Wrestlers sweat making weight

High schools: Most wrestlers have had to shed pounds quickly to qualify in their weight class, but too much too fast can be unhealthy.

January 21, 1999|By LEM SATTERFIELD | LEM SATTERFIELD,SUN STAFF

Mount St. Joseph wrestler Ryan Herwig compared last Friday to a Christmas in January.

It was the day that Maryland's annual 2-pound growth allowance for high school wrestlers went into effect, so instead of having to cut weight to 119 pounds for every match, Herwig's new target is 121.

"For me, 2 pounds makes a huge difference. You just can't believe how happy I am about it," he said.

The weight allowance "is intended to allow for the in-season growth of the athlete," said Baltimore County athletic coordinator Ron Belinko, a former coach at Overlea and Eastern Tech.

But many wrestlers use the allowance to drop into a lower weight class in hopes of gaining an edge. More wrestlers begin "sucking weight," and some take it too far.

Done properly, weight cutting can help produce victories on the mat. Done improperly, it can be self-defeating, create health problems and even be fatal.

Three collegiate wrestlers died last season of complications associated with extreme weight loss in a short period of time.

Most high school wrestlers cut weight at one time or another. Many, like Herwig, a state runner-up at 103 pounds last season as a freshman, push the limit but stay within reason. They sweat it off in two-hour practices, or perhaps hit a treadmill to shed the last few pounds.

"The last 3 pounds is always the toughest. That's when you get the cracked lips, the cotton mouth, you can't swallow. You can't do anything but cry," said Herwig.

Other wrestlers take more radical measures, such as excessive spitting, spending long sessions in saunas or wearing rubber suits or plastic bags to promote sweating. Some wrestlers even resort to diuretics, laxatives or induced vomiting.

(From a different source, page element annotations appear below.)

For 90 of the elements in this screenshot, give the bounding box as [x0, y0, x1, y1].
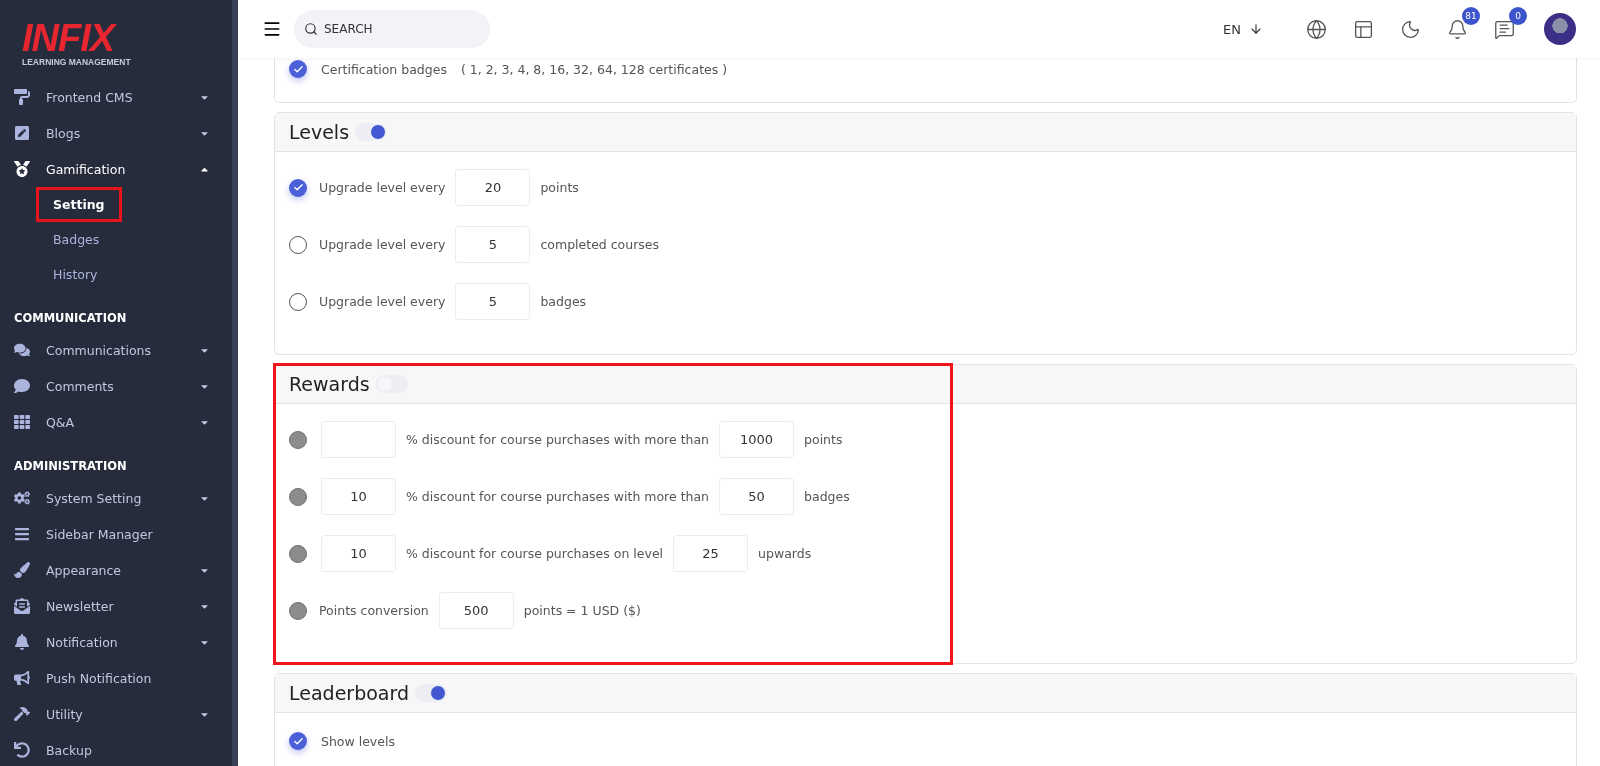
- hammer-icon: [14, 706, 30, 722]
- section-title: Levels: [289, 121, 350, 143]
- sidebar-item[interactable]: Push Notification: [0, 660, 232, 696]
- sidebar-item[interactable]: Comments: [0, 368, 232, 404]
- section-title: Rewards: [289, 373, 370, 395]
- option-text: % discount for course purchases with more than: [406, 489, 710, 504]
- arrow-down-icon: [1249, 22, 1263, 36]
- sidebar-item[interactable]: Gamification: [0, 151, 232, 187]
- sidebar-heading: COMMUNICATION: [13, 310, 128, 327]
- sidebar-item[interactable]: Notification: [0, 624, 232, 660]
- number-field[interactable]: 50: [719, 478, 795, 515]
- bell-icon: [14, 634, 30, 650]
- undo-icon: [14, 742, 30, 758]
- option-text: badges: [540, 294, 587, 309]
- globe-icon[interactable]: [1306, 18, 1327, 40]
- language-selector[interactable]: EN: [1219, 17, 1267, 41]
- option-text: points: [540, 180, 579, 195]
- option-text: % discount for course purchases on level: [406, 546, 664, 561]
- radio-button[interactable]: [289, 178, 307, 197]
- sidebar-item[interactable]: Communications: [0, 332, 232, 368]
- sidebar-item[interactable]: Backup: [0, 732, 232, 766]
- message-count: 0: [1509, 6, 1527, 25]
- number-field[interactable]: 25: [673, 535, 749, 572]
- radio-button[interactable]: [289, 544, 307, 563]
- option-text: completed courses: [540, 237, 660, 252]
- radio-button[interactable]: [289, 235, 307, 254]
- moon-icon[interactable]: [1400, 18, 1421, 40]
- check-icon: [292, 63, 304, 75]
- layout-icon[interactable]: [1353, 18, 1374, 40]
- search-icon: [304, 22, 318, 36]
- grid-icon: [14, 414, 30, 430]
- option-text: badges: [804, 489, 850, 504]
- check-icon: [292, 182, 304, 193]
- sidebar-item[interactable]: Blogs: [0, 115, 232, 151]
- logo-wordmark: INFIX: [22, 20, 115, 56]
- radio-button[interactable]: [289, 430, 307, 449]
- option-text: upwards: [758, 546, 812, 561]
- option-label: Certification badges: [321, 61, 447, 77]
- logo-tagline: LEARNING MANAGEMENT: [22, 57, 131, 67]
- option-text: points: [804, 432, 843, 447]
- number-field[interactable]: 1000: [719, 421, 795, 458]
- sidebar-item[interactable]: System Setting: [0, 480, 232, 516]
- option-label: Show levels: [321, 733, 395, 749]
- radio-button[interactable]: [289, 601, 307, 620]
- submenu-item[interactable]: History: [36, 257, 115, 292]
- toggle-switch[interactable]: [355, 123, 388, 141]
- sidebar-heading: ADMINISTRATION: [13, 458, 128, 475]
- option-text: points = 1 USD ($): [523, 603, 641, 618]
- option-text: Upgrade level every: [319, 294, 446, 309]
- sidebar-item[interactable]: Frontend CMS: [0, 79, 232, 115]
- bell-icon[interactable]: [1447, 18, 1468, 40]
- option-note: ( 1, 2, 3, 4, 8, 16, 32, 64, 128 certificates ): [460, 61, 728, 77]
- option-text: Upgrade level every: [319, 237, 446, 252]
- gears-icon: [14, 490, 30, 506]
- radio-button[interactable]: [289, 60, 307, 78]
- chat-bubbles-icon: [14, 342, 30, 358]
- submenu-item[interactable]: Setting: [36, 187, 122, 222]
- section-title: Leaderboard: [289, 682, 409, 704]
- paint-roller-icon: [14, 89, 30, 105]
- chat-bubble-icon: [14, 378, 30, 394]
- sidebar-item[interactable]: Appearance: [0, 552, 232, 588]
- sidebar-item[interactable]: Q&A: [0, 404, 232, 440]
- option-text: % discount for course purchases with more than: [406, 432, 710, 447]
- option-text: Points conversion: [319, 603, 429, 618]
- radio-button[interactable]: [289, 292, 307, 311]
- number-field[interactable]: 5: [455, 283, 531, 320]
- bars-icon: [14, 526, 30, 542]
- search-field[interactable]: SEARCH: [294, 10, 490, 48]
- number-field[interactable]: 10: [321, 478, 396, 515]
- number-field[interactable]: 5: [455, 226, 531, 263]
- number-field[interactable]: 20: [455, 169, 531, 206]
- sidebar-item[interactable]: Sidebar Manager: [0, 516, 232, 552]
- medal-icon: [14, 161, 30, 177]
- notification-count: 81: [1462, 6, 1480, 25]
- menu-icon[interactable]: [262, 19, 282, 39]
- message-icon[interactable]: [1494, 18, 1515, 40]
- number-field[interactable]: 500: [438, 592, 514, 629]
- toggle-switch[interactable]: [415, 684, 447, 702]
- megaphone-icon: [14, 670, 30, 686]
- submenu-item[interactable]: Badges: [36, 222, 117, 257]
- radio-button[interactable]: [289, 732, 307, 750]
- avatar[interactable]: [1544, 13, 1576, 45]
- number-field[interactable]: 10: [321, 535, 396, 572]
- sidebar-item[interactable]: Newsletter: [0, 588, 232, 624]
- check-icon: [292, 735, 304, 747]
- paintbrush-icon: [14, 562, 30, 578]
- sidebar-item[interactable]: Utility: [0, 696, 232, 732]
- option-text: Upgrade level every: [319, 180, 446, 195]
- envelope-icon: [14, 598, 30, 614]
- radio-button[interactable]: [289, 487, 307, 506]
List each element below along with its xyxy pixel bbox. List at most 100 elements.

Lisa Curry, a member of the state's medical advisory board for public schools, said it is recommended that a wrestler lose no more than 1 or 2 pounds a week.

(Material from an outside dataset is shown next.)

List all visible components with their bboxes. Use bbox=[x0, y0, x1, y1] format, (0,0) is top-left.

Sam Case, a former Western Maryland wrestling coach and now an exercise physiology professor at the college, said a wrestler risks losing critical muscle mass if his body fat level drops below 7 percent. He lists "dry mouth, cracked lips, sunken-in eyes and lack of energy" among the overt symptoms of extreme weight loss.

"What the wrestlers are trying to do is to lose weight through dehydration, theorizing that they'll have greater muscle mass than wrestlers in their same weight," said Dr. David Roth, coordinator of compulsive overeating services at the Center for Eating Disorders at St. Joseph's Medical Center.

In the short term, Roth said, "any form of dehydration can lead to electrolyte imbalance [deficits of bodily salts], manifest by abdominal or lower-body cramping."

Roth added that, in the long term, "this could contribute to heart and kidney dysfunctions."

The roller coaster

Some of the state's best current and past wrestlers have allowed their weight to fluctuate wildly throughout their high school years.

DeMatha senior Wes Cummings, ranked No. 1 in the state at 171 pounds, said he didn't pay close enough attention to his diet and rode a weight roller coaster much of his career.

"I was pretty much starving myself for the first couple of years," said Cummings, 6 feet. "I won a state title at 119, but I grew to 145 in the off-season. Won states again at 140 next season, but grew to 215 afterward.

"Then I pretty much stopped eating to get from 215 to about 171 two weeks before the first tournament of the season. At about 5 a.m. the day of my first match, I lost about 5 pounds in three or four hours."

Cummings said he lost that first match "because I had no energy," and after three seasons, he finally has figured out that less is not necessarily better.

"For this year, I wrestled throughout the off-season and didn't allow myself to get much over 190. Then I wrestled the first two tournaments of the year at 189 before dropping down to 171," said Cummings, who is bound for Cal-State Bakersfield on a full scholarship. "I know I never believed it, but you can actually eat and still lose weight. But there's a big difference between a cheeseburger and a turkey sandwich."

Herwig was often undersized early last season at 103, but he was cutting from 110 by season's end. Two weeks after states, Herwig was competing at 119.

This past November, however, Herwig, 5-8, competed at 132 pounds. He beat two accomplished wrestlers there, so his mother contends he doesn't need to make 119 to wrestle effectively.

Herwig impressively won two December tournaments at 119, but has since missed weight once. The last time Ryan wrestled at 119 in December, Sharon Herwig said, he "had no energy at all."

Yet when a friend asked Ryan why he feels better served at 119, Ryan replied, "I just do."

Herwig's mother carefully monitors his diet. She visited the family physician Friday concerning Herwig's growth vs. weight loss. "The doctor said Ryan is fine at 121, but I just wanted to make sure," Sharon Herwig said. "It's my job as a mother to make sure that he develops in a healthy way.